I wanted to weigh in and say thanks to Eating Well for posting this article. I was really surprised by the feedback it has gotten so far which I felt was harsh and bordering narrow-minded. As a reader, it was clear to me that the author was not condoning fast-food eating in place of hearty, home-cooked meals; but instead was taking a realistic look at the concept that Americans do at times eat on the go (and not always due to lack of knowledge about healthy eating). Sure, when one can avoid eating at a fast-food chain it's best, and we all know about the less-than-natural ingredients some locations use in their items, but there are inevitably times you find yourself in a pinch and end up searching for a semi-healthy option on a not-so-healthy menu. For those who feel a healthy-eating themed magazine shouldn't post about "not foods", it's time to get real. If we could all afford to eat 100% natural and had the time to cook each and every meal at home, we would. I will instead handle my occasional trip to a fast food stop well-armed with knowledge about my best options.
03/07/2011 - 5:02pm
What garbage. I'm sure your nutritional "facts" are sound but the fact that you make no mention of the preservatives and other chemicals McDonalds uses compared to making your own misses a big point.
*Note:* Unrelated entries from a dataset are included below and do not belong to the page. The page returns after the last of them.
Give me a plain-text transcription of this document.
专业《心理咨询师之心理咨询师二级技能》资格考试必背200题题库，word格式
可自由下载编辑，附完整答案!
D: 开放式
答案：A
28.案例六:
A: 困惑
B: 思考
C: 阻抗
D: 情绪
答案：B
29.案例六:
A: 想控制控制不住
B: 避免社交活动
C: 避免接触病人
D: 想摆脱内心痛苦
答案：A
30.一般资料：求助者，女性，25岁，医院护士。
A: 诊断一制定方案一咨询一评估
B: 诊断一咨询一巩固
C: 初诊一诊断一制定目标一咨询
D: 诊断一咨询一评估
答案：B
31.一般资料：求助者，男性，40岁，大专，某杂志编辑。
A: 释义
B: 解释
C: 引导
It really appears that a website called "Eatingwell" decided it was ok for people to eat chemical "not-food" food, and wanted you to play a shill in order to sell more ads. Good job. So principled of you.
(my first, and last visit to this site)
03/02/2011 - 3:17pm
Thanks, LINDASFOSS, for your comment! Unfortunately, I couldn't calculate the added sugars for each oatmeal because I didn't have access to how much sugar each company added to their product. That additional information would be quite nice!
03/02/2011 - 1:13pm
You don't mention the sugar in any of those oatmeals, something far more important than the fat content.